Available evidence in other countries seem to support professor Keeton’s argument. Nigeria’s economy created 2.5 million jobs between 2012 and 2014, while Kenya got 800,000 in 2014, most of which were in the low-income informal sector. Angola, on the other hand has halved the number of those living in absolute poverty while Ethiopia has lifted over 10 million above living on $1.29 a day. Despite these impressive results, inequality continues to rise unabated in these countries.
For Nigeria’s former Minister of Finance, Dr Ngozi Okonjo-Iweala, who is also a Senior Advisor at US Investment Bank Lazard, solving both challenges can go together. She argues that on one hand, “[African governments] need to focus on the sectors that create jobs] as well as propagate entrepreneurship among its youth—who make up its largest demographic segment of the unemployed. On the other hand, she argues that governments have to also “look at the types of social safety nets that it can use to help those at the bottom without adequate sources of income.” She espoused conditional cash transfer programmes to boost education enrollments as well as the provision of universal healthcare as among the measures which would at least prevent generational poverty. Professor Keeton agrees with her. “Improved education should reduce this wage premium for skilled workers and reduce inequality,” he said.
However he adds that for the countries in Africa with not so large differences within the labour market, creating low wage jobs may reduce both poverty and inequality. Ethiopia is an example of such. The government’s massive agricultural support programmes have helped it successfully reduced the country’s poverty rate by over a quarter. The country’s Gini coefficient is also below the global average and one of the lowest in Africa. Its GDP per capita— average per-person income—is also very low due to the relatively low returns of jobs.

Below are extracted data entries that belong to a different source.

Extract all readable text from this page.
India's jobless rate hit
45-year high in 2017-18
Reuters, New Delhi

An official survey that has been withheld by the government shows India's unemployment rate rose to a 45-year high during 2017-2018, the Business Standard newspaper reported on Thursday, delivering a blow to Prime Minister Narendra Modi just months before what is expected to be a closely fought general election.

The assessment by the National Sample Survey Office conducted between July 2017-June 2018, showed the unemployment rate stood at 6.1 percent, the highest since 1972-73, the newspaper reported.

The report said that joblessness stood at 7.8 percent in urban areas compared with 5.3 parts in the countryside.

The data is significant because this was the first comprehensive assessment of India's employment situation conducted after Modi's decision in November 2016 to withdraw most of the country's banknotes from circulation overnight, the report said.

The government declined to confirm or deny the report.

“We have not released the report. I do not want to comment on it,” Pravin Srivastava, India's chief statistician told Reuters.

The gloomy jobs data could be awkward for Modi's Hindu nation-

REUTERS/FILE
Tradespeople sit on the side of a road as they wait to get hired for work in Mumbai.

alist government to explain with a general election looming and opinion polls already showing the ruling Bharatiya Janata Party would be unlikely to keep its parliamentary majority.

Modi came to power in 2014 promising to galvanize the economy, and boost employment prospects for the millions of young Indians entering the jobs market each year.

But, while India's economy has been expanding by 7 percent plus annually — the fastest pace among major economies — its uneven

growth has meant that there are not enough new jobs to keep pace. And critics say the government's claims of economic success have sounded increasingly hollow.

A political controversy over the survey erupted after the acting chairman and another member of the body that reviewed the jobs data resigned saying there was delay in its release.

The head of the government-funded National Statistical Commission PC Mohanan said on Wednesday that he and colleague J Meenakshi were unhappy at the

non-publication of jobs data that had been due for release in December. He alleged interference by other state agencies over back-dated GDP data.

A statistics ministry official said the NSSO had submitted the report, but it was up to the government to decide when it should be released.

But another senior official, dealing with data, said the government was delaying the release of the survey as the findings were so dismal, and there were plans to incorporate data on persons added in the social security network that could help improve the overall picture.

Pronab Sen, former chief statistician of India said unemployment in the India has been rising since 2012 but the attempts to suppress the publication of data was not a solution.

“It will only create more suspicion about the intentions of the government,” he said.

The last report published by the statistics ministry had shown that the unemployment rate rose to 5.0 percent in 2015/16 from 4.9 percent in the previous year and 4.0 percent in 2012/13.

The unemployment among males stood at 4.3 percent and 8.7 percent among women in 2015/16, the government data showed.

To raise the quantity and quality of jobs at the same time requires increased productivity, says Professor Keeton. “In most countries this requires better education, probably improved investment as well but investment of a kind that enhance labour productivity rather than replacing labour.” Still he admits that the choice between poverty and inequality is very difficult, and so too is doing both.
But it is doable. Brazil and Argentina are examples of countries, that have in recent decades, achieved relative success in reducing unemployment and inequality. In both countries improved education, increased investment and wealth redistribution through the expansion of social grants to the poor, all played an important role. However, to successfully replicate these measures, African countries and their governments will need greater political will and less impropriety to succeed.